Nason, and Jeron, and Magdael, Horem, and Bethanath, and Bethsemes; nyntene citees, and `the townes of tho.
39 Dit is het erfdeel van den stam der kinderen van Nafthali, naar hun huisgezinnen, de steden en haar dorpen.
This is the possessioun of the lynage of the sones of Neptalym, bi her meynees, the citees, and the townes of tho.
40 Het zevende lot ging uit voor den stam der kinderen van Dan, naar hun huisgezinnen.

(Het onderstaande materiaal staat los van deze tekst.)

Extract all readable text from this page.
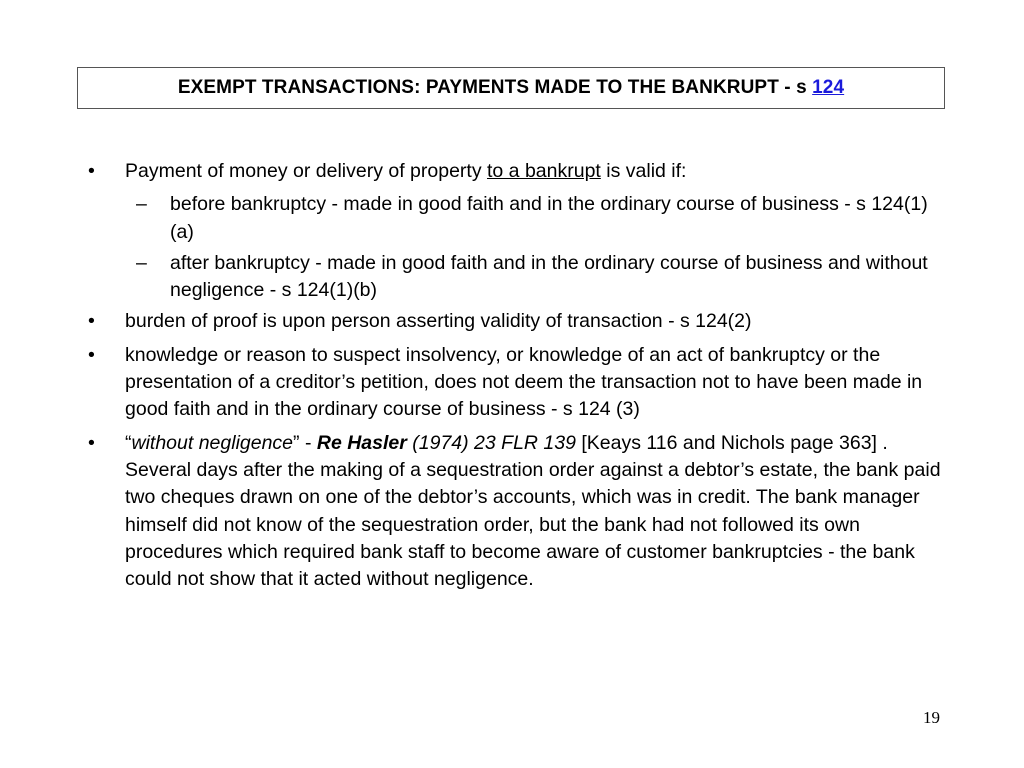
EXEMPT TRANSACTIONS: PAYMENTS MADE TO THE BANKRUPT - s 124
• Payment of money or delivery of property to a bankrupt is valid if:
– before bankruptcy - made in good faith and in the ordinary course of business - s 124(1)(a)
– after bankruptcy - made in good faith and in the ordinary course of business and without negligence - s 124(1)(b)
• burden of proof is upon person asserting validity of transaction - s 124(2)
• knowledge or reason to suspect insolvency, or knowledge of an act of bankruptcy or the presentation of a creditor’s petition, does not deem the transaction not to have been made in good faith and in the ordinary course of business - s 124 (3)
• “without negligence” - Re Hasler (1974) 23 FLR 139 [Keays 116 and Nichols page 363] . Several days after the making of a sequestration order against a debtor’s estate, the bank paid two cheques drawn on one of the debtor’s accounts, which was in credit. The bank manager himself did not know of the sequestration order, but the bank had not followed its own procedures which required bank staff to become aware of customer bankruptcies - the bank could not show that it acted without negligence.
19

The seuenthe lot yede out to the lynage of the sones of Dan, bi her meynees;
41 En de landpale van hun erfdeel was: Zora, en Esthaol, en Ir-Semes,
and the terme of the possessioun therof was Saraa, and Ascahol, and Darsemes, that is, the citee of the sunne,
42 En Saalabbin, en Ajalon, en Jithla,
Selenym, and Hailon, and Jethala,
43 En Elon, en Timnatha, en Ekron,
Helom, and Thenna, and Acrom,
44 En Elteke, en Gibbethon, en Baalath,
Helthecem, Jebtom, and Baalath, Lud,
45 En Jehud, en Bene-Berak, en Gath-Rimmon,
and Benebarach, and `Jethremmon, and Ihercon,
46 En Me-Jarkon, en Rakkon, met de landpale tegenover Jafo.
and Arecon, with the terme that biholdith Joppen,
47 Doch de landpale der kinderen van Dan was hun te klein uitgekomen; daarom togen de kinderen van Dan op, en krijgden tegen Lesem, en namen haar in, en sloegen haar met de scherpte des zwaards, en erfden haar, en woonden daarin; en zij noemden Lesem, Dan, naar den naam van hun vader Dan.

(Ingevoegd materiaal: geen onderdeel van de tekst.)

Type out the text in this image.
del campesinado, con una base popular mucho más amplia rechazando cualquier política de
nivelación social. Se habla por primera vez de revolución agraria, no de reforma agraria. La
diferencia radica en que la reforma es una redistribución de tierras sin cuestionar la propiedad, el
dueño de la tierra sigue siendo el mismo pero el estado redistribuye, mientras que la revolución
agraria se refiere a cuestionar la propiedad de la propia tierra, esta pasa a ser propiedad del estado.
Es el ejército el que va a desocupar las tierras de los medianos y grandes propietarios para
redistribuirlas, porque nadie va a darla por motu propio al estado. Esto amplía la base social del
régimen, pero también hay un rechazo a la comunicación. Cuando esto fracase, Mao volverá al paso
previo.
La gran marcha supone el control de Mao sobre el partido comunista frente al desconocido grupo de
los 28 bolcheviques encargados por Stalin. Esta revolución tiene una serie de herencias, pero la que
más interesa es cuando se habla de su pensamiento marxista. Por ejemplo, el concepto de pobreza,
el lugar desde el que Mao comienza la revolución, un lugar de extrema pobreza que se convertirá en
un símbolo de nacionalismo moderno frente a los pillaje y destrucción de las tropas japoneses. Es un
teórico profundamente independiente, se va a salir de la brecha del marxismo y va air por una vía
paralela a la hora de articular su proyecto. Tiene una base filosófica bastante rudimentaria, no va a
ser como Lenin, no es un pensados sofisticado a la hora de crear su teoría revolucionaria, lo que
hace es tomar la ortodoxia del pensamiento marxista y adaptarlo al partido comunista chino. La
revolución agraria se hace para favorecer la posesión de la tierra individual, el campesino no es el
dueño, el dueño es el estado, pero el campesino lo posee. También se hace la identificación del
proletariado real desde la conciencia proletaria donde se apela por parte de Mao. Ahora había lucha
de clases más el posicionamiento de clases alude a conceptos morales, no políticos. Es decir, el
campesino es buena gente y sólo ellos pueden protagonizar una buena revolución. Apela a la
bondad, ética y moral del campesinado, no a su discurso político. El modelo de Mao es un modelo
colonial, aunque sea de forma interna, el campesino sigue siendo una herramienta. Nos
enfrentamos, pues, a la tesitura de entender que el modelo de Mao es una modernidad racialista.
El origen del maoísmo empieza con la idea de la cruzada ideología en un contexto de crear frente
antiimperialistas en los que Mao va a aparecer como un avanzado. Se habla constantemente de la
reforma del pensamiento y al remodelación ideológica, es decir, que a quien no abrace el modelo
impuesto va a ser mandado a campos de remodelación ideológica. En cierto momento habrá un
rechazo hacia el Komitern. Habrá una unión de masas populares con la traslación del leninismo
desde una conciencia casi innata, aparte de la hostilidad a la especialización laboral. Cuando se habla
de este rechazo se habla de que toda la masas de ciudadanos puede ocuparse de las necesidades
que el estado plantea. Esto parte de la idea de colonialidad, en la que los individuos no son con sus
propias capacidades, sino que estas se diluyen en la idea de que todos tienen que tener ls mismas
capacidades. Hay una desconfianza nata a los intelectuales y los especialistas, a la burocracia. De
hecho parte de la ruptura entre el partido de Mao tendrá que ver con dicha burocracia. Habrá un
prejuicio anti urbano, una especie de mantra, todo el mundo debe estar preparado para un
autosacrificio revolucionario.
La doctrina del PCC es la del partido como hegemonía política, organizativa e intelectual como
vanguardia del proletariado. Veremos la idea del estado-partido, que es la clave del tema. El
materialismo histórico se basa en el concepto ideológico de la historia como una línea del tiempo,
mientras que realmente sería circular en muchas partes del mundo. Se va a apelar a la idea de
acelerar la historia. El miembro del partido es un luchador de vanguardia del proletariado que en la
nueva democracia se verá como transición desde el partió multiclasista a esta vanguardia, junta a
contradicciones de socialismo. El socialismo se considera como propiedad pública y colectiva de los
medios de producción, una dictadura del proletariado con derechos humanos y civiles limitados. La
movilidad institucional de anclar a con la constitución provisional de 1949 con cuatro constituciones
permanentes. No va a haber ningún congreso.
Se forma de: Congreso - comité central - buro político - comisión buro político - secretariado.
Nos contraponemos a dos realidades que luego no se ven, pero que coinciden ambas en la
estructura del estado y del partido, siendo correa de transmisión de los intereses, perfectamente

and is closid with that ende. And the sones of Dan stieden, and fouyten ayens Lesem; and thei token it, and smytiden it bi the scharpnes of swerd, and hadden in possessioun, and dwelliden therynne; and thei clepiden the name therof Lesan Dan, by the name of Dan, her fadir.
48 Dit is het erfdeel van den stam der kinderen van Dan, naar hun huisgezinnen, deze steden en haar dorpen.
This is the possessioun of the lynage of Dan, bi her meynees, the citees, and townes of tho.
49 Toen zij nu geeindigd hadden het land erfelijk te delen, naar zijn landpalen, zo gaven de kinderen Israels aan Jozua, den zoon van Nun, een erfdeel in het midden van hen.
And whanne thei hadden fillid to departe the lond bi lot to alle men bi her lynagis, the sones of Israel yauen possessioun to Josue, sone of Nun,
50 Naar den mond des HEEREN gaven zij hem die stad, welke hij begeerde, Thimnath-Serah, op het gebergte van Efraim; en hij bouwde die stad, en woonde in dezelve.
in the myddis of hem, bi the comaundement of the Lord, the citee which he axide, Thannath Sara, in the hil of Effraym; and he bildide the citee, and dwellide therynne.
51 Dit zijn de erfdelen, welke Eleazar, de priester, en Jozua, de zoon van Nun, en de hoofden der vaderen van de stammen, door het lot aan de kinderen Israels erfelijk uitdeelden te Silo, voor het aangezicht des HEEREN, aan de deur van de tent der samenkomst. Aldus maakten zij een einde van het uitdelen des lands.
These ben the possessiouns whiche Eleazar, preest, and Josue, sone of Nun, and the princis of meynees, and of the lynagis of the sones of Israel, departiden bi lot in Silo, bifor the Lord, at the dore of tabernacle of witnessing, and departiden the lond.